I wouldn’t use that for general web development though. It’s more of an ASP thing, since it’s a full IDE. It’s really nice. If I remember correctly, the only real limitations you have is not being able to use 3rd party libraries, which isn’t really a big deal in .Net anyway.
I beg to differ. There are lots of alternatives with code suggestion than are better than Dreamweaver. Sublime and TextMate both have it, I think you can get it on Notepad++. If you want something more robust and more of an IDE feel like Dreamweaver, then Eclipse or Netbeans work as well and are better.
Dreamweaver is overly complicated, buggy, and has very few configuration options. The last version I used was CS6, which was an upgrade from CS2 and I felt no difference. It felt more like Adobe had abandoned it more than anything else.
I rather think we’re all missing the point here. justmal says
I’m doing a school project about HTML WYSIWYG editors.
So while we may not like them, and we may all be agreed that’s not the way to edit code, nevertheless, that’s what the question is about. Which of the four listed editors is best, and why?

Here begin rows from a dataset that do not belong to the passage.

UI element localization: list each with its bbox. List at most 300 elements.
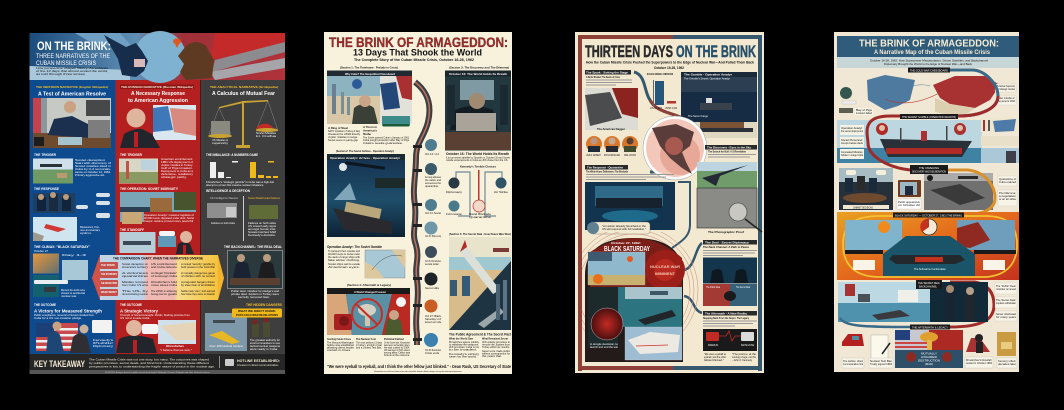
trigger russian: American encirclement:	[161, 157, 193, 161]
secret gamble band: troops below deck	[841, 141, 864, 145]
nuclear arsenal bar chart: USSR 3,332	[665, 106, 677, 110]
black saturday dome	[585, 238, 685, 362]
quote: "We were eyeball to eyeball, and I think the other fellow just blinked." - Dean Rusk, US Secretary of State	[327, 364, 511, 369]
climax west: October 27	[34, 249, 48, 253]
operation russian: THE OPERATION: SOVIET INGENUITY	[120, 187, 178, 191]
section 1 panel: Why Cuba? The Geopolitical Chessboard	[345, 72, 395, 76]
mutually assured destruction panel: MUTUALLY	[921, 352, 937, 356]
section 1 panel: (Section 1: The Timeframe - Prelude to Crisis)	[340, 66, 398, 70]
band text columns: demonstrating resolve	[122, 292, 148, 296]
climax west: closest to accidental	[61, 291, 85, 295]
operation russian	[120, 187, 196, 224]
Kennedy choices diagram: Diplomacy	[446, 190, 463, 194]
label: cold war chessboard: THE COLD WAR CHESSBOARD	[910, 68, 949, 72]
hidden dangers: The greatest authority for	[250, 338, 280, 342]
road: secret deal loop	[880, 282, 994, 327]
poster background	[575, 32, 764, 373]
operation russian: troops' resolve proved more powerful.	[144, 219, 194, 223]
response west: Measured, firm,	[80, 225, 100, 229]
timeline stop markers and icons: Oct 26: Khrushchev	[425, 259, 441, 263]
road: right curve to black saturday	[948, 170, 995, 214]
cold war world map: Jupiter missiles in	[996, 96, 1015, 100]
outcome russian: Khrushchev	[166, 344, 184, 348]
notes: secret deal: Never disclosed	[996, 312, 1016, 316]
section 3 lower panel: missile image	[449, 232, 511, 330]
section 1 panel: A Thorn in	[363, 125, 377, 129]
intelligence and deception: US missed early signs	[248, 224, 277, 228]
band text columns: The US, by	[122, 289, 149, 293]
key takeaway footer: by public promises, secret deals, and blind luck. Understanding these different	[89, 361, 209, 365]
band text columns: The USSR, in achieving	[151, 289, 177, 293]
outcome west: A Victory for Measured Strength	[34, 308, 102, 314]
band text columns: A mutual "security" gamble by	[181, 262, 216, 266]
band text columns	[122, 262, 216, 296]
submarine sea panel	[883, 236, 975, 276]
intro text: How perspective shapes history: An analysis	[36, 66, 109, 70]
key takeaway footer: A lesson in direct communication.	[237, 363, 279, 367]
section 4 panel: a world changed forever: hotline was established	[327, 343, 354, 347]
secret diplomacy section: The Secret Deal	[736, 285, 750, 289]
key takeaway footer: KEY TAKEAWAY	[34, 359, 85, 369]
trigger west: Soviet deception	[75, 158, 106, 162]
road: bottom left curve	[840, 318, 910, 327]
clock red wedge	[920, 219, 929, 232]
icon: mushroom cloud on globe	[173, 38, 181, 48]
outcome west: Public	[93, 341, 115, 345]
note left	[853, 260, 875, 270]
notes: secret deal: The Secret Deal:	[996, 298, 1016, 302]
operation anadyr text and map	[327, 245, 405, 278]
section 4 panel: a world changed forever	[327, 283, 410, 357]
section 4 panel: a world changed forever: JFK was seen in high esteem	[384, 348, 410, 352]
bottom border blue	[673, 366, 761, 370]
secret gamble band: the secret deployment	[841, 129, 863, 133]
trigger russian	[119, 153, 194, 184]
scale illustration: in Cuba	[256, 134, 277, 138]
icon: eagle	[104, 35, 148, 77]
outcome russian: A Strategic Victory	[120, 308, 158, 314]
section 1 panel: threatens the USSR directly	[328, 132, 361, 136]
clock icon	[921, 219, 937, 235]
timeline stop markers and icons: Oct 27: Black	[425, 314, 442, 318]
timeline stop markers and icons: quarantine.	[425, 184, 439, 188]
black saturday dome: October 27, 1962:	[611, 241, 641, 245]
western heading: A Test of American Resolve	[38, 92, 106, 98]
response section: The White House Deliberates: The Blockade	[586, 170, 628, 174]
trigger russian: Gulf of Pigs invasion.	[161, 166, 193, 170]
outcome west	[34, 303, 115, 353]
hidden dangers: Over 100 tactical nuclear	[209, 344, 243, 348]
trigger russian: defensive, retaliatory	[161, 172, 194, 176]
panel: analytical narrative column background	[201, 80, 285, 354]
black saturday dome: NUCLEAR WAR	[650, 264, 680, 269]
russian heading: to American Aggression	[128, 98, 188, 104]
Kennedy choices diagram: Full Invasion	[446, 212, 462, 216]
section 1 panel: Soviet sees no parity gap	[328, 138, 358, 142]
intelligence and deception: Kennedy's decision.	[248, 233, 276, 237]
intelligence and deception	[206, 189, 281, 241]
outcome west: Cuba for a US non-invasion pledge.	[34, 316, 82, 320]
public agreement and secret pact: Khrushchev agrees publicly	[449, 340, 480, 344]
black saturday dome: A single decision to	[590, 342, 619, 346]
band title: THE COMPARISON CHART: WHEN THE NARRATIVES DIVERGE	[113, 256, 203, 260]
intro band: Diplomacy Brought the World to the Edge of Nuclear War—and Back	[884, 62, 973, 66]
intelligence and deception: US Intelligence Wasnes	[210, 196, 239, 200]
intro text 3: as told through three lenses.	[36, 72, 86, 76]
notes: discovery: a negotiation	[999, 194, 1016, 198]
outcome west: Kennedy's	[93, 338, 114, 342]
trigger west: Soviet missiles sited in	[75, 164, 112, 168]
cold war world map: US Nuclear Superiority	[996, 84, 1015, 88]
aftermath section: The Aftermath - A New Reality	[705, 312, 747, 316]
band text columns: America's territory	[122, 265, 149, 269]
text: submarine: The Submarine Confrontation	[914, 267, 946, 271]
label: cold war chessboard	[908, 68, 950, 72]
Kennedy choices diagram: Air Strike	[494, 190, 509, 194]
poster 2: The Brink of Armageddon, 13 days	[324, 32, 512, 374]
public agreement and secret pact: Never to be made public	[482, 349, 511, 353]
captions: phone and treaty: The Hotline: direct	[843, 359, 863, 363]
explosion	[878, 221, 890, 233]
band text columns: by sheer fear of annihilation	[181, 283, 215, 287]
scale illustration	[208, 100, 278, 148]
trigger west: Primary aggressive act.	[75, 173, 105, 177]
captions: phone and treaty	[842, 358, 893, 368]
icon: bear	[178, 42, 214, 80]
shadow figure and notes: Khrushchev's Downfall:	[966, 358, 992, 362]
section 4 panel: a world changed forever: The Moscow-Washington	[327, 340, 354, 344]
response west	[33, 187, 110, 241]
operation anadyr text and map: 40,000 troops to Cuba under	[328, 252, 360, 256]
portraits: NIKITA KHRUSHCHEV	[604, 153, 620, 157]
outcome west: THE OUTCOME	[34, 303, 56, 307]
icon: globe	[134, 31, 186, 83]
mutually assured destruction panel: DESTRUCTION	[918, 358, 940, 362]
notes: secret deal: missiles removed	[996, 287, 1016, 291]
panel: russian narrative column background	[116, 80, 200, 354]
timeline stop markers and icons: Oct 24: Soviet	[425, 211, 441, 215]
climax west: THE CLIMAX: "BLACK SATURDAY"	[34, 245, 90, 249]
road red segment	[650, 100, 704, 150]
tagline: The Complete Story of the Cuban Missile Crisis, October 16-28, 1962	[354, 58, 474, 62]
image: Khrushchev and Europe map	[120, 105, 196, 148]
intro band: October 16-28, 1962: How Superpower Miscalculation, Secret Gambles, and Backchannel	[870, 58, 988, 62]
cold war world map: Turkey aimed at USSR	[996, 99, 1015, 103]
portraits: JOHN F. KENNEDY	[586, 153, 601, 157]
icon: small us flag	[134, 59, 145, 67]
Kennedy choices diagram	[446, 164, 509, 219]
black saturday dome: launch and end the war	[590, 345, 618, 349]
climax west	[33, 245, 90, 298]
band text columns: Missiles removed	[122, 280, 149, 284]
icon: television	[897, 180, 921, 209]
section 2 panel: Operation Anadyr: (Section 2: The Secret Airlines - Operation Anadyr)	[336, 149, 394, 153]
secret gamble band: Operation Anadyr:	[841, 126, 863, 130]
poster 4: The Brink of Armageddon, narrative map	[834, 32, 1019, 372]
band row labels: WHO WON?	[101, 290, 117, 294]
section: the spark	[585, 70, 638, 131]
gamble panel: dark ocean: The Kremlin's Secret: Operation Anadyr	[684, 76, 730, 80]
timeline stop markers and icons: Oct 14: U-2	[425, 152, 439, 156]
section 4 panel: a world changed forever: was seen as backing down.	[384, 343, 410, 347]
section: the spark: A World Divided: The Seeds of Crisis	[586, 75, 620, 79]
bottom border red	[578, 366, 673, 370]
aftermath section: WHITE HOUSE	[741, 343, 754, 347]
nuclear arsenal bar chart	[647, 72, 677, 110]
secret diplomacy section: The Deal - Secret Diplomacy	[705, 240, 749, 244]
response west: THE RESPONSE	[34, 187, 59, 191]
icon: treaty document	[871, 335, 890, 359]
section 3 lower panel: missile image: (Section 3: The Secret Deal - How Peace Was Won)	[449, 232, 511, 236]
band text columns: move saves Cuba	[151, 283, 178, 287]
discovery section	[697, 145, 762, 234]
climax west: Moment the world came	[61, 288, 85, 292]
captions: phone and treaty: Treaty signed 1963	[870, 362, 892, 366]
title: THIRTEEN DAYS	[585, 42, 673, 61]
discovery: meeting table image	[839, 168, 893, 210]
hidden dangers: local commanders to use	[250, 341, 280, 345]
scale illustration: US Missiles &	[212, 138, 228, 142]
hidden dangers	[205, 303, 282, 351]
operation anadyr text and map: the deck of cargo ships with	[328, 255, 360, 259]
label: the unveiling: DISCOVERY AND DELIBERATION	[912, 170, 946, 174]
image: Kennedy in oval office	[33, 98, 111, 148]
label: secret deal	[916, 280, 942, 289]
soviet region on map	[957, 222, 990, 248]
hidden dangers: WHAT WE DIDN'T KNOW:	[238, 309, 276, 313]
trigger russian: THE TRIGGER	[120, 153, 142, 157]
title: ON THE BRINK:	[37, 39, 111, 53]
black saturday dome: IMMINENT	[655, 271, 676, 276]
aftermath section: fellow blinked."	[704, 358, 724, 362]
submarine	[889, 255, 965, 264]
image: U-2 shot down	[845, 220, 902, 250]
band text columns: how close they came to disaster	[181, 292, 215, 296]
secret diplomacy section	[703, 240, 757, 306]
section 4 panel: a world changed forever: and a Limited Test Ban.	[356, 346, 382, 350]
operation anadyr text and map: To transport their missiles and	[328, 249, 360, 253]
trigger west: THE TRIGGER	[34, 153, 56, 157]
section 1 panel: Side	[363, 132, 371, 136]
discovery section: The Search for Bull: U-2 Revelation	[708, 150, 746, 154]
standoff russian	[120, 228, 194, 254]
mutually assured destruction panel: (MAD)	[925, 362, 933, 366]
notes: discovery: or an air strike	[999, 197, 1016, 201]
public agreement and secret pact: JFK quietly promises to	[482, 340, 510, 344]
key takeaway footer: The Cuban Missile Crisis was not one story, but many. The outcomes was shaped	[89, 358, 209, 362]
aftermath section: "The point is, at the	[732, 352, 756, 356]
notes: discovery: Quarantine of	[999, 177, 1016, 181]
timeline stop markers and icons: Secret talks	[425, 286, 440, 290]
climax west: nuclear war.	[61, 294, 77, 298]
intelligence and deception: amongst human intel.	[248, 227, 276, 231]
section 4 panel: a world changed forever: Political Fallout	[384, 337, 404, 341]
timeline road centre line	[414, 82, 429, 345]
aftermath section: KREMLIN	[708, 343, 718, 347]
section 1 panel: America's	[363, 128, 377, 132]
caption right	[974, 250, 1016, 254]
map circle: missile range	[643, 116, 707, 180]
key takeaway footer: HOTLINE ESTABLISHED:	[237, 359, 280, 363]
winding timeline road	[414, 82, 429, 345]
backchannel: THE BACKCHANNEL: THE REAL DEAL	[224, 245, 283, 249]
response section	[585, 165, 675, 234]
section 1 panel: NATO missiles in Turkey & Italy	[328, 129, 360, 133]
notes: secret deal: for many years	[996, 315, 1017, 319]
trigger west: Cuba by U-2 reconnais-	[75, 167, 111, 171]
note right	[983, 260, 1005, 270]
hidden dangers: tactical nuclear weapons	[250, 344, 281, 348]
red alert on submarine	[915, 257, 943, 262]
section 4 panel: a world changed forever: among allies; Castro was	[384, 350, 410, 354]
poster 1: On the Brink, three narratives	[30, 31, 285, 374]
gamble panel: dark ocean	[681, 72, 757, 138]
response west: non-involuntary	[80, 228, 101, 232]
key takeaway footer: SOURCES: Analysis based on public records from English Wikipedia, Russian Wikipedia and other historical sources.	[105, 371, 210, 374]
cold war world map: Bay of Pigs	[856, 108, 873, 112]
section: the spark: The Spark - Setting the Stage	[586, 70, 628, 74]
section 3 top panel: Kennedy: (Section 3: The Discovery and The Dilemma)	[449, 66, 509, 70]
trigger russian: 1961 US deployment of	[161, 160, 193, 164]
portraits: FIDEL CASTRO	[624, 153, 636, 157]
section 1 panel	[327, 66, 412, 145]
outcome west: Public compliance: removal of Soviet missiles from	[34, 313, 95, 317]
title: THE BRINK OF ARMAGEDDON:	[329, 34, 508, 50]
standoff russian: THE STANDOFF	[120, 228, 145, 232]
label: secret gamble	[900, 114, 958, 119]
section 4 panel: a world changed forever: A World Changed Forever	[354, 290, 387, 294]
section 2 panel: Operation Anadyr: Operation Anadyr: Arrives - Operation Anadyr	[330, 156, 401, 160]
western heading	[36, 85, 108, 98]
subtitle line 1: THREE NARRATIVES OF THE	[36, 54, 110, 60]
comparison band with arrow ends	[92, 255, 224, 300]
band text columns: of sovereign Cuba	[151, 274, 178, 278]
poster background	[834, 32, 1019, 372]
road red segment	[958, 96, 998, 116]
cold war world map: and strategic missiles	[996, 87, 1015, 91]
section 4 panel: a world changed forever: furious at the outcome.	[384, 353, 410, 357]
aerial reconnaissance photo	[924, 173, 993, 210]
imbalance bar chart: attempt to correct this massive nuclear imbalance.	[206, 183, 264, 187]
timeline stop markers and icons: sends letter	[425, 262, 439, 266]
response section: US will respond with full retaliation."	[602, 227, 646, 231]
band row labels	[101, 263, 117, 294]
trigger russian: strategic parity.	[161, 175, 187, 179]
public agreement and secret pact: Turkey within six months.	[482, 345, 510, 349]
header band	[837, 36, 1019, 57]
secret gamble band	[837, 120, 982, 163]
notes: discovery: Cuba ordered	[999, 180, 1016, 184]
timeline stop markers and icons: Kennedy addresses	[425, 175, 441, 179]
aftermath section: coming of age, not the	[732, 355, 756, 359]
panel: western narrative column background	[30, 80, 116, 354]
outcome west: Diplomacy	[93, 344, 114, 348]
outcome russian: "I believe that we won."	[160, 348, 192, 352]
aftermath section: Stepping Back From the Abyss: The Legacy	[703, 316, 749, 320]
black saturday dome: BLACK SATURDAY	[604, 246, 650, 253]
public agreement and secret pact: JFK promises: Cuba is not	[449, 345, 479, 349]
winding road: cold war to secret gamble	[950, 70, 998, 116]
outcome russian: THE OUTCOME	[120, 303, 142, 307]
band text columns: An illegal "blockade"	[151, 271, 177, 275]
section 4 panel: a world changed forever: He was ousted by 1964.	[384, 346, 410, 350]
section 4 panel: a world changed forever: allowing direct leader	[327, 346, 354, 350]
mutually assured destruction panel	[895, 330, 963, 368]
timeline stop markers and icons: Oct 25: Ships stop	[425, 234, 441, 238]
response section: "An action already launched or the	[602, 224, 646, 228]
operation anadyr text and map: Operation Anadyr: The Soviet Gamble	[327, 245, 382, 249]
section 4 panel: a world changed forever: The Nuclear Cost	[356, 337, 376, 341]
public agreement and secret pact: The Public Agreement & The Secret Pact	[449, 332, 512, 336]
captions: phone and treaty: communication link	[843, 362, 863, 366]
caption left	[845, 250, 883, 254]
analytical heading	[210, 85, 278, 97]
intelligence and deception: INTELLIGENCE & DECEPTION	[206, 189, 250, 193]
intro band	[837, 57, 1019, 68]
right panel: missile map and troops	[981, 118, 1019, 163]
header band: THE BRINK OF ARMAGEDDON:	[859, 38, 999, 50]
cold war world map	[839, 75, 1016, 115]
discovery section: The Discovery - Eyes in the Sky	[707, 146, 751, 150]
left border red	[578, 35, 582, 371]
timeline stop markers and icons: Oct 28: Resolution	[425, 348, 441, 352]
intro text 2: of the 13 days that almost ended the world,	[36, 69, 108, 73]
band text columns: A victorious	[122, 271, 149, 275]
shadow figure and notes	[965, 334, 993, 368]
timeline stop markers and icons: Crisis ends	[425, 351, 440, 355]
public agreement and secret pact	[449, 332, 512, 358]
band text columns: A mutually dangerous game	[181, 271, 215, 275]
icon: television: on October 22	[898, 203, 921, 207]
intelligence and deception: Soviet Maskirovka Failures	[248, 196, 281, 200]
mutually assured destruction panel: ASSURED	[921, 355, 937, 359]
image: soviet map	[957, 220, 1015, 250]
secret diplomacy section: The Public Deal	[706, 285, 720, 289]
subtitle line 2: CUBAN MISSILE CRISIS	[36, 61, 96, 67]
section 1 panel: The Soviet opened Cuba in January of 1961	[363, 136, 409, 140]
cold war world map: invasion failed	[856, 111, 872, 115]
label: the unveiling: THE UNVEILING	[919, 166, 939, 170]
hidden dangers: THE HIDDEN DANGERS	[246, 303, 282, 307]
operation anadyr text and map: fake winter clothing.	[328, 258, 360, 262]
trigger west: Start with discovery of	[75, 161, 111, 165]
outcome russian: US not to invade Cuba.	[120, 316, 150, 320]
Kennedy choices diagram: Quarantine	[469, 215, 492, 219]
public agreement and secret pact: to withdraw the weapons.	[449, 342, 479, 346]
response section: The Response - Quarantine	[587, 166, 623, 170]
Kennedy choices diagram: Kennedy's Terrible Choices	[460, 164, 496, 168]
section 1 panel: Cuba sought protection after Bay of Pigs	[363, 138, 410, 142]
band text columns: long-term goals	[151, 292, 178, 296]
public agreement and secret pact: What the World Saw	[449, 336, 473, 340]
red radar rings around the dome	[582, 232, 698, 332]
public agreement and secret pact: to be invaded.	[449, 348, 477, 352]
scale illustration: superiority	[212, 141, 229, 145]
aftermath section	[703, 311, 757, 362]
secret deal map panel	[838, 282, 930, 322]
operation russian: Operation Anadyr: massive logistics of	[144, 213, 194, 217]
discovery section: The Photographic Proof	[708, 230, 745, 234]
key takeaway footer	[30, 354, 285, 374]
notes: discovery	[998, 176, 1017, 206]
trigger russian: Jupiter missiles in Turkey.	[161, 163, 193, 167]
band text columns: Soviet deception on	[122, 262, 148, 266]
label: secret gamble: THE SECRET GAMBLE (OPERATION ANADYR)	[902, 115, 956, 119]
band row labels: THE SPARK	[101, 263, 115, 267]
timeline stop markers and icons: the nation and	[425, 178, 441, 182]
russian heading	[120, 84, 194, 104]
trigger west: sance on October 14, 1962.	[75, 170, 111, 174]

Unfortunately, I can’t answer the question, as I’ve never used any of them, and I suspect that’s probably true of most people here. In a sense, this is the wrong forum in which to ask that question. (Just as you’re unlikely to get a good response if you ask professional chefs which packet cake mix is best. ;))

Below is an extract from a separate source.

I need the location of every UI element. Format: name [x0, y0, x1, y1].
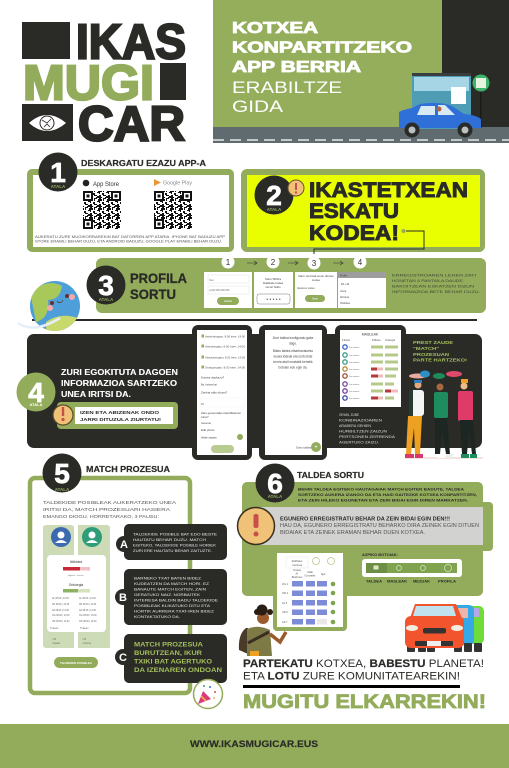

Both Seamonkey and BlueGriffon are derived from the same original source - the main difference being that Seamonkey is a full internet suite and so has the browser and email program etc included with the editor whereas BlueGriffin is stand alone. Which of those two is best therefore depends on whether you want a stand alone editor or one integrated with a browser.
Amaya is a web editor developed by the W3C and so is far more likely to produce valid code than any other WYSIWYG web editor. So from the viewpoint of what it outputs rather than how easy it is to use this would be the better choice.